Alison O’Daniel will be in conversation with Film + Digital Media Associate Professor Anna Friz following the screening
event co-sponsored by Porter College
LISTENING AS FILMMAKING
[WORKSHOP WITH ALISON O’DANIEL]
Tuesday April 18, 1:30 – 4:30 PM / Communications 139
This workshop will propose ways that complex embodiment and variations in audiences’ reception of film can complicate and complete production. Foregrounded in visual and musical scores, closed and open captions, soundtracks, and storytelling ‘mistakes’ as fluid modes of perception or as assistive listening devices, we will consider the poetic possibility within gaps of information and mis-communication as models for creating. / RSVP to cdar@ucsc.edu if you would like to attend
Alison O’Daniel is a d/Deaf visual artist and filmmaker who builds a visual, aural, and haptic vocabulary that reveals (or proposes) a politics of sound that exceeds the auditory. O’Daniel’s film ‘The Tuba Thieves’ had its world premiere at the 2023 Sundance Film Festival and is currently on the film festival circuit. O’Daniel is a United States Artist 2022 Disability Futures Fellow and a 2022 Guggenheim Fellow in Film/Video. She is represented by Commonwealth and Council in Los Angeles and is an Assistant Professor of Film at California College of the Arts in San Francisco.

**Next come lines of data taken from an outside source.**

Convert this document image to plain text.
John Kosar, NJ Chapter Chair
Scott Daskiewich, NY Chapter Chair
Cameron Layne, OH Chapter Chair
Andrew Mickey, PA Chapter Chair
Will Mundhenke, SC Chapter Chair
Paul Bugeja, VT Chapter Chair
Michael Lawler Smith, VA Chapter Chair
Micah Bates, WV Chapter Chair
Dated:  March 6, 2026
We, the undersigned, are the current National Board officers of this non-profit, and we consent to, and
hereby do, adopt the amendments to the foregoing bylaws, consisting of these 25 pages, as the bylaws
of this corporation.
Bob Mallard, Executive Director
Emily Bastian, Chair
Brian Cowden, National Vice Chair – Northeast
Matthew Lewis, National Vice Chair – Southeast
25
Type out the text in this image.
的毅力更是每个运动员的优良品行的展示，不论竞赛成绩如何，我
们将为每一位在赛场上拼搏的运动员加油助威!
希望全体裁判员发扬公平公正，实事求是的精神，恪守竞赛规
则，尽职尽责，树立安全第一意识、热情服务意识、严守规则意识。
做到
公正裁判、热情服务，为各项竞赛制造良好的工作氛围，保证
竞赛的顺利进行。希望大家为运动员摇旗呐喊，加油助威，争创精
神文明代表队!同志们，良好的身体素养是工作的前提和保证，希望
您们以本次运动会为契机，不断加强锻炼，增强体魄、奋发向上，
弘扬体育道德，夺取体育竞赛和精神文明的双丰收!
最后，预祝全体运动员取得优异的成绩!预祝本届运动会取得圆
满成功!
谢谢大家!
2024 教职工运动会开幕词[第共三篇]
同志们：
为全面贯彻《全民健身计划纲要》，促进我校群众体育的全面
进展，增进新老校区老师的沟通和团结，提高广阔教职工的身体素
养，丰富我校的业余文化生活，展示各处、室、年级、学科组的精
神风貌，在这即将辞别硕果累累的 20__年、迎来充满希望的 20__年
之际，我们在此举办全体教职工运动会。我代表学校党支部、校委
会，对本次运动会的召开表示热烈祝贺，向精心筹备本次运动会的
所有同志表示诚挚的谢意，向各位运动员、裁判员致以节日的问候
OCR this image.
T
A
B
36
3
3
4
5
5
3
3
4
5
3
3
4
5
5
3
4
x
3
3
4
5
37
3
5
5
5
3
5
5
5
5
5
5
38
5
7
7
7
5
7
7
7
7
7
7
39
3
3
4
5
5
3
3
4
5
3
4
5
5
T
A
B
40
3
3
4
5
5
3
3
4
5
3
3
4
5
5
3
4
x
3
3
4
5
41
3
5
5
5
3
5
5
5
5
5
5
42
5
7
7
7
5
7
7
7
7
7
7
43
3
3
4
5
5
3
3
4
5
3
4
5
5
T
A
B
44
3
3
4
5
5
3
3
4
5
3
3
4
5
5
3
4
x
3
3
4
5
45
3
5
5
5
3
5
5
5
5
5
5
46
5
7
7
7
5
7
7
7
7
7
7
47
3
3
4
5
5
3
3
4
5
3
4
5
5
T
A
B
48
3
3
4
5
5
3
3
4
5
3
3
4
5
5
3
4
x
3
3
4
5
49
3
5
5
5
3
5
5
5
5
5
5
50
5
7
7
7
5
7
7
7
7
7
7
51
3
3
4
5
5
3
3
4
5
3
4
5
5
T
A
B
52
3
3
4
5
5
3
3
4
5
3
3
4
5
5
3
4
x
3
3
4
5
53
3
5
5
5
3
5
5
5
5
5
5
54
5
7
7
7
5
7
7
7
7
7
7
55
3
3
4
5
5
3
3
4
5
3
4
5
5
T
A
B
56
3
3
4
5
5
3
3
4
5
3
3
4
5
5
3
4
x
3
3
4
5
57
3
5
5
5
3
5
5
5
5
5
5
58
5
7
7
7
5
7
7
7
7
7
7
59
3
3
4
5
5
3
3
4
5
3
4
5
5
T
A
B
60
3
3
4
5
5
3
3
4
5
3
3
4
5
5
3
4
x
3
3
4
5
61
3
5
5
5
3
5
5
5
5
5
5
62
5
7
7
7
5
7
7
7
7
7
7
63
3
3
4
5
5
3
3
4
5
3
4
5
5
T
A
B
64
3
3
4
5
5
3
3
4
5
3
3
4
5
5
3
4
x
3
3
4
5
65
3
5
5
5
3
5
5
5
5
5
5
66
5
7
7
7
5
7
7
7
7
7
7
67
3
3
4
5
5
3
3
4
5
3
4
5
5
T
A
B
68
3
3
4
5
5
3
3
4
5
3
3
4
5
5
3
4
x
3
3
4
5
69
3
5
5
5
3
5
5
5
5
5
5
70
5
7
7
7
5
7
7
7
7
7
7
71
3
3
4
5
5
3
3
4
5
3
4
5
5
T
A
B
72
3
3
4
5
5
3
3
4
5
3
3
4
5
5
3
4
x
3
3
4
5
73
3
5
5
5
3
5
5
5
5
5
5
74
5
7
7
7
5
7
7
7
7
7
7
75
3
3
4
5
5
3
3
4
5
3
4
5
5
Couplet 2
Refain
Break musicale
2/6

She has received grants from Ford Foundation; Sundance; Creative Capital; Louis Comfort Tiffany Foundation; and others. She has attended residencies at the Wexner Center Film/Video Studio Program; Fine Arts Work Center in Provincetown; and Skowhegan School of Painting and Sculpture.
She has exhibited in galleries and museums internationally, including Kunsthalle Osnabrück, Osnabrück, Germany; Hammer Museum, Los Angeles; Garage Museum of Contemporary Art, Moscow; Centre Pompidou, Paris, FR; Centro Centro, Madrid, Spain; Renaissance Society, Chicago; Art in General, New York; Centre d’art Contemporain Passerelle, Brest, France; Tallinn Art Hall, Estonia; Bemis Center for Contemporary Arts, Omaha.